In college, I was a punk. I took my politics from bands like Minor Threat, Bad Religion, and Propagandhi, and I wore my disdain for the dominant paradigm on my ratty sleeve. One afternoon, ordering lunch at the counter in a collegetown restaurant, I requested that they put my curry in my reusable mug instead of a disposable to-go container. The owner, an older white man, came over to find out what was going on. He looked me up and down, blue hair to tattered Chucks, and shook his head. “You know, the Japanese have a saying,” he said. “The nail that sticks up must be hammered down.”

It was clearly intended to communicate, “Do it our way, or get lost!” Whether or not his paraphrasing distorted the original spirit of the saying, I scrammed.

This month is Pride month. As an able-bodied cis-het white English-speaking man myself, I’ve barely experienced any discrimination. Still, I know that the sunlight that makes possible life on earth comprises all of the colors of the rainbow. Our world becomes dark when we block out portions of the spectrum.

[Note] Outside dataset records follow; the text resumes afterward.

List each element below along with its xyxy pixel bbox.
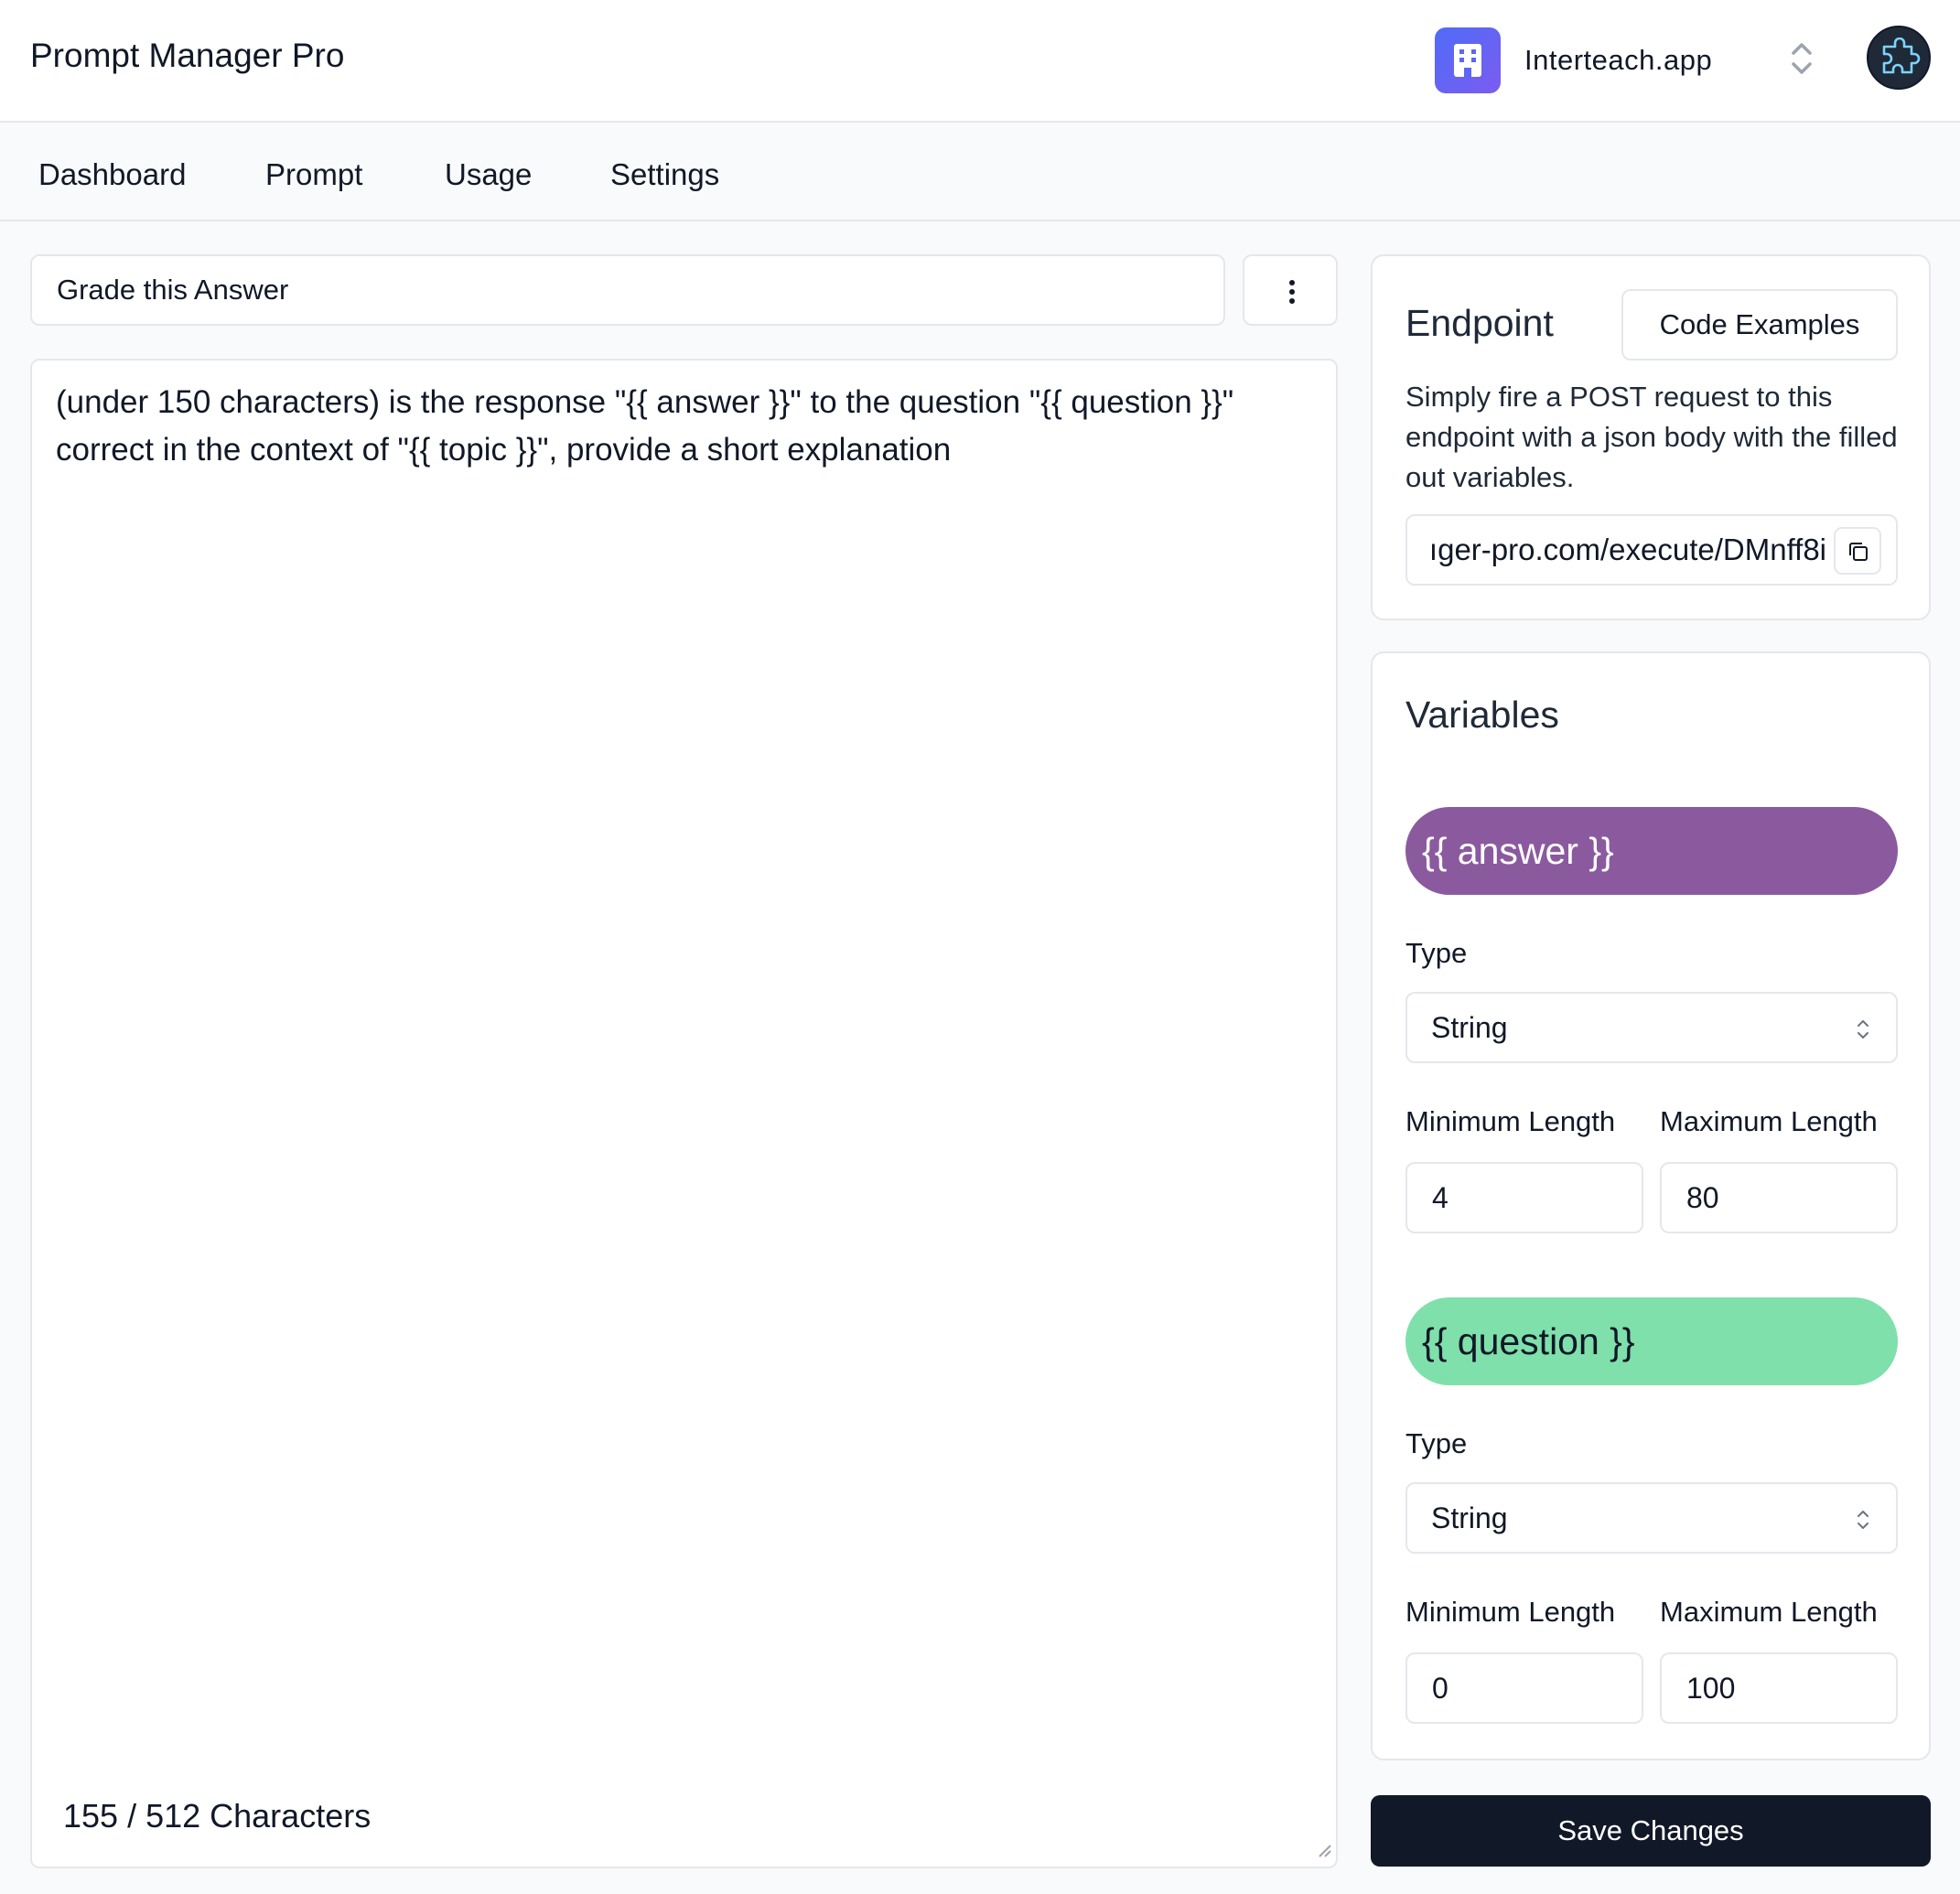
tab-settings[interactable]: Settings bbox=[610, 157, 719, 192]
type-label: Type bbox=[1405, 1427, 1468, 1459]
tab-prompt[interactable]: Prompt bbox=[265, 157, 362, 192]
variables-card: Variables {{ answer }} Type String Minim… bbox=[1371, 651, 1931, 1760]
min-length-label: Minimum Length bbox=[1405, 1105, 1616, 1137]
max-length-input-question[interactable] bbox=[1660, 1652, 1898, 1724]
character-count: 155 / 512 Characters bbox=[63, 1797, 372, 1835]
endpoint-title: Endpoint bbox=[1405, 302, 1554, 344]
type-select-answer[interactable]: String bbox=[1405, 992, 1898, 1063]
puzzle-icon bbox=[1882, 38, 1921, 74]
save-changes-button[interactable]: Save Changes bbox=[1371, 1795, 1931, 1867]
more-options-button[interactable] bbox=[1243, 254, 1338, 326]
variable-pill-answer: {{ answer }} bbox=[1405, 807, 1898, 895]
vertical-dots-icon bbox=[1289, 280, 1295, 304]
endpoint-url[interactable]: ıger-pro.com/execute/DMnff8i bbox=[1429, 533, 1826, 567]
max-length-input-answer[interactable] bbox=[1660, 1162, 1898, 1233]
chevron-up-down-icon[interactable] bbox=[1790, 38, 1814, 83]
top-bar: Prompt Manager Pro Interteach.app bbox=[0, 0, 1960, 123]
tab-dashboard[interactable]: Dashboard bbox=[38, 157, 186, 192]
code-examples-button[interactable]: Code Examples bbox=[1621, 289, 1898, 361]
endpoint-url-field[interactable]: ıger-pro.com/execute/DMnff8i bbox=[1405, 514, 1898, 586]
avatar[interactable] bbox=[1867, 26, 1931, 90]
prompt-name-input[interactable] bbox=[30, 254, 1225, 326]
type-label: Type bbox=[1405, 937, 1468, 969]
prompt-editor[interactable]: (under 150 characters) is the response "… bbox=[30, 359, 1338, 1868]
chevron-up-down-icon bbox=[1858, 1020, 1868, 1038]
prompt-text[interactable]: (under 150 characters) is the response "… bbox=[56, 379, 1319, 474]
endpoint-description: Simply fire a POST request to this endpo… bbox=[1405, 381, 1898, 493]
max-length-label: Maximum Length bbox=[1660, 1596, 1878, 1628]
type-select-value: String bbox=[1431, 1501, 1508, 1534]
type-select-question[interactable]: String bbox=[1405, 1482, 1898, 1554]
type-select-value: String bbox=[1431, 1011, 1508, 1044]
min-length-input-answer[interactable] bbox=[1405, 1162, 1643, 1233]
endpoint-card: Endpoint Code Examples Simply fire a POS… bbox=[1371, 254, 1931, 620]
copy-url-button[interactable] bbox=[1834, 527, 1881, 575]
chevron-up-down-icon bbox=[1858, 1511, 1868, 1529]
org-name: Interteach.app bbox=[1524, 44, 1713, 76]
variables-title: Variables bbox=[1405, 694, 1559, 736]
main-tabs: Dashboard Prompt Usage Settings bbox=[0, 124, 1960, 221]
org-switcher[interactable]: Interteach.app bbox=[1435, 26, 1847, 93]
building-icon bbox=[1435, 27, 1501, 93]
tab-usage[interactable]: Usage bbox=[445, 157, 532, 192]
max-length-label: Maximum Length bbox=[1660, 1105, 1878, 1137]
app-title: Prompt Manager Pro bbox=[30, 37, 345, 74]
copy-icon bbox=[1849, 543, 1868, 561]
min-length-input-question[interactable] bbox=[1405, 1652, 1643, 1724]
min-length-label: Minimum Length bbox=[1405, 1596, 1616, 1628]
variable-pill-question: {{ question }} bbox=[1405, 1297, 1898, 1385]
resize-handle-icon[interactable] bbox=[1316, 1842, 1332, 1863]
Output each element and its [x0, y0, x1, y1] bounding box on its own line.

Alok Vaid-Menon, an American writer and hero of mine, said this recently on their Instagram:

“I think trans people are leading the way for everyone, once again. We have been taught to fear the very things that have the potential to set us free. And so, when we see trans people living freely, saying, 'I don’t care about society’s norms, I don’t care about gender norms, I just wanna be me,' people are threatened by that, because they’ve had to repress their own true self and so for me the history of the LGBTQ community is we’re not just doing this for ourselves, we’re doing this for everyone.”

Being inclusive and open-minded requires practice. I am driven by the examples of people like Alok: I strive to be my own true self and to welcome the true selves of others, near and far. The payoff is nothing short of everything.